EU Economic activity indicators, such as German Trade Balance, French Government Budget Balance, Spanish Unemployment Change, and Eurozone monthly PPI are due to be released on Friday and may affect the Euro.
The British Pound fell against the dollar on Thursday and GBP/USD declined, falling to the 1.152 level. If the GBP/USD rate goes up, it may encounter resistance near the 1.190 level, while if it declines, support may be found near 1.140. The dollar has been propped up by rising expectations of a steep rate hike in September, driving competing currencies down.
British Final Manufacturing PMI data released on Thursday climbed to 47.3 exceeding expectations and were higher than last month’s 46.0, indicating that economic activity in the UK is increasing.
The latest UK GDP data have shown that the British economy is contracting, confirming the BOE’s forecast of reduced economic growth.

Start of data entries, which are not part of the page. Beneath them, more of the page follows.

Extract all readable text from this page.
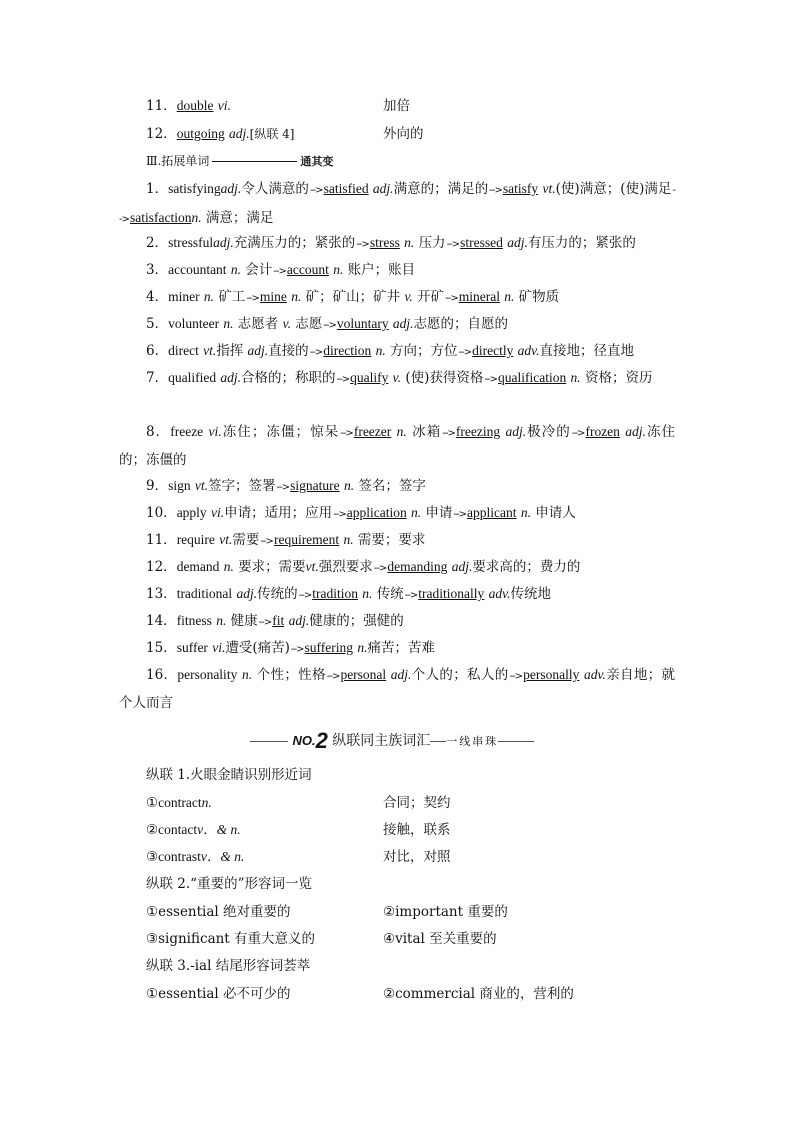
11．double vi.	加倍
12．outgoing adj.[纵联 4]	外向的
Ⅲ.拓展单词	通其变
1．satisfyingadj.令人满意的-->satisfied adj.满意的；满足的-->satisfy vt.(使)满意；(使)满足-->satisfactionn. 满意；满足
2．stressfuladj.充满压力的；紧张的-->stress n. 压力-->stressed adj.有压力的；紧张的
3．accountant n. 会计-->account n. 账户；账目
4．miner n. 矿工-->mine n. 矿；矿山；矿井 v. 开矿-->mineral n. 矿物质
5．volunteer n. 志愿者 v. 志愿-->voluntary adj.志愿的；自愿的
6．direct vt.指挥 adj.直接的-->direction n. 方向；方位-->directly adv.直接地；径直地
7．qualified adj.合格的；称职的-->qualify v. (使)获得资格-->qualification n. 资格；资历
8．freeze vi.冻住；冻僵；惊呆-->freezer n. 冰箱-->freezing adj.极冷的-->frozen adj.冻住的；冻僵的
9．sign vt.签字；签署-->signature n. 签名；签字
10．apply vi.申请；适用；应用-->application n. 申请-->applicant n. 申请人
11．require vt.需要-->requirement n. 需要；要求
12．demand n. 要求；需要vt.强烈要求-->demanding adj.要求高的；费力的
13．traditional adj.传统的-->tradition n. 传统-->traditionally adv.传统地
14．fitness n. 健康-->fit adj.健康的；强健的
15．suffer vi.遭受(痛苦)-->suffering n.痛苦；苦难
16．personality n. 个性；性格-->personal adj.个人的；私人的-->personally adv.亲自地；就个人而言
NO.2 纵联同主族词汇 一线串珠
纵联 1.火眼金睛识别形近词
①contractn.	合同；契约
②contactv．& n.	接触，联系
③contrastv．& n.	对比，对照
纵联 2.“重要的”形容词一览
①essential 绝对重要的	②important 重要的
③significant 有重大意义的	④vital 至关重要的
纵联 3.-ial 结尾形容词荟萃
①essential 必不可少的	②commercial 商业的，营利的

The BOE has warned that recession is expected to hit the UK in the fourth quarter of this year, and is forecasted to last for five quarters, until the end of 2024, with GDP falling to 2.1%. Predictably, UK consumer confidence last week remained at historic lows.
Britain’s grim economic outlook is preventing a more hawkish fiscal policy and is hampering the BOE’s attempts to bring inflation down. UK inflation reached double digits in July, with CPI climbing to 10.1% on an annual basis. Soaring energy and food prices put pressure on British households.

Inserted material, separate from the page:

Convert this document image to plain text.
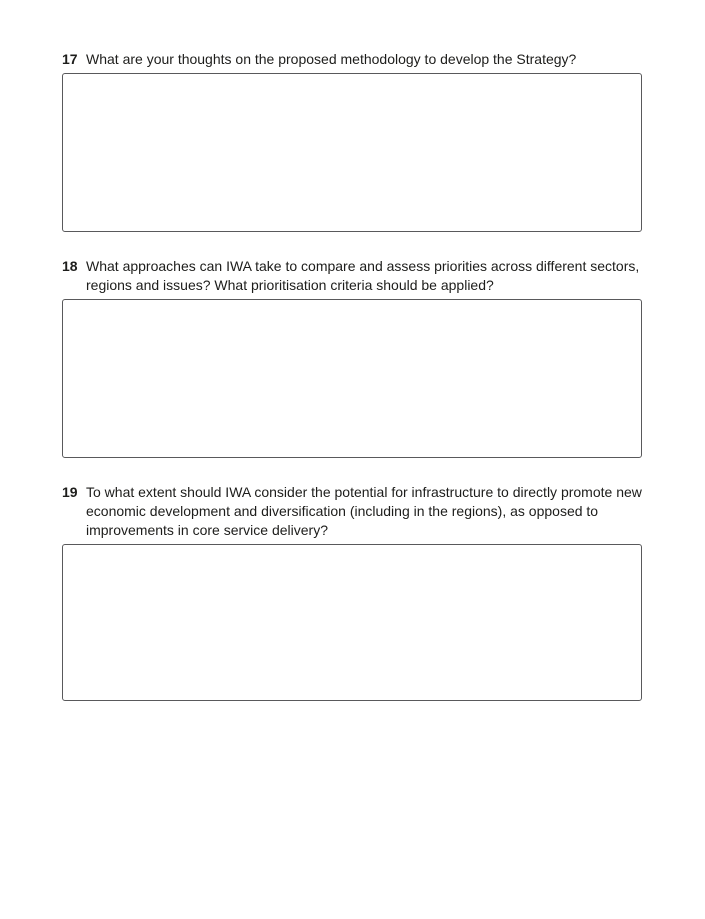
17 What are your thoughts on the proposed methodology to develop the Strategy?
18 What approaches can IWA take to compare and assess priorities across different sectors, regions and issues? What prioritisation criteria should be applied?
19 To what extent should IWA consider the potential for infrastructure to directly promote new economic development and diversification (including in the regions), as opposed to improvements in core service delivery?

In its latest monetary policy meeting, the Bank of England decided to raise its interest rate by 50 base points, bringing the total interest rate up to 1.75%. The BOE has adopted a moderate stance, trying to strike a balance between battling inflation and supporting the sluggish economy. Soaring inflation rates in the UK however, are forcing the BOE to take more decisive action. Markets are pricing in three rate hikes of at least 50 bp each, at the remaining BOE policy meetings in September, November, and December.

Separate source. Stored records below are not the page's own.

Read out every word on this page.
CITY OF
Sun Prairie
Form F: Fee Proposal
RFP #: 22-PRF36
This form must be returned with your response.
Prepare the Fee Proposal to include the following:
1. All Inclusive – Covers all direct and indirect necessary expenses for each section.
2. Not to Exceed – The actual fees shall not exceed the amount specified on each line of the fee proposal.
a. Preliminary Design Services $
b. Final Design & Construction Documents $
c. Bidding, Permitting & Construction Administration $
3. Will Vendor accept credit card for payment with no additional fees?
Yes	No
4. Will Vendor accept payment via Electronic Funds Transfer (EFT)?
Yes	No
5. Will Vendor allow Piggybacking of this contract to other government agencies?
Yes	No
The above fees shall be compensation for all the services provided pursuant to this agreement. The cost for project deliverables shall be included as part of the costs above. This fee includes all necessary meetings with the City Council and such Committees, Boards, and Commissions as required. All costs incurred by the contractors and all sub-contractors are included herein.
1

Political instability after British PM Boris Johnson’s resignation is also keeping the Sterling down, as the Tory Leadership race continues. Political developments are likely to influence the currency, as members of the Conservative Party are due to select a new British prime minister on September 5th.
The Yen crashed on Thursday, weakened by the rising dollar. The USD/JPY rate climbed above the resistance representing the yearly high of 139.39, reaching above 140.00. If the USD/JPY pair falls, support might be found at 134.2. If the pair climbs, it may find further resistance at the 1998 high of 147.7.
The dollar rose to fresh 20-year highs on Thursday, pushing competing currencies, such as the Yen, down. Risk sentiment has soured on increased Fed rate hike expectations in the past couple of weeks. US Fed officials are displaying an aggressively hawkish stance, increasing the odds of a steep rate hike in September.
Several minor economic indicators were released on Thursday for Japan, such as Capital Spending and Final Manufacturing PMI. These were higher than expected and increased compared to last month’s values, indicating that the economic outlook is improving in Japan. Encouraging data for the economy in Japan this week, provided some support for the plummeting Yen.
Inflationary pressures are increasing in Japan, mainly due to the high cost of imported energy. The combination of a weak currency, low wages, and rising inflation is burdening Japanese households.
The recent drop in fuel prices, however, is providing some support for the Yen. Japan is a net energy importer and the reduction in energy costs is providing some relief to the economy.
The BOJ maintains its ultra-easy monetary policy, keeping its main refinancing rate at -0.10%. Japan continues to pour money into the economy, while other countries are adopting a tighter fiscal policy. The difference in interest rates with other major Central Banks puts the Yen at a disadvantage, driving its price down.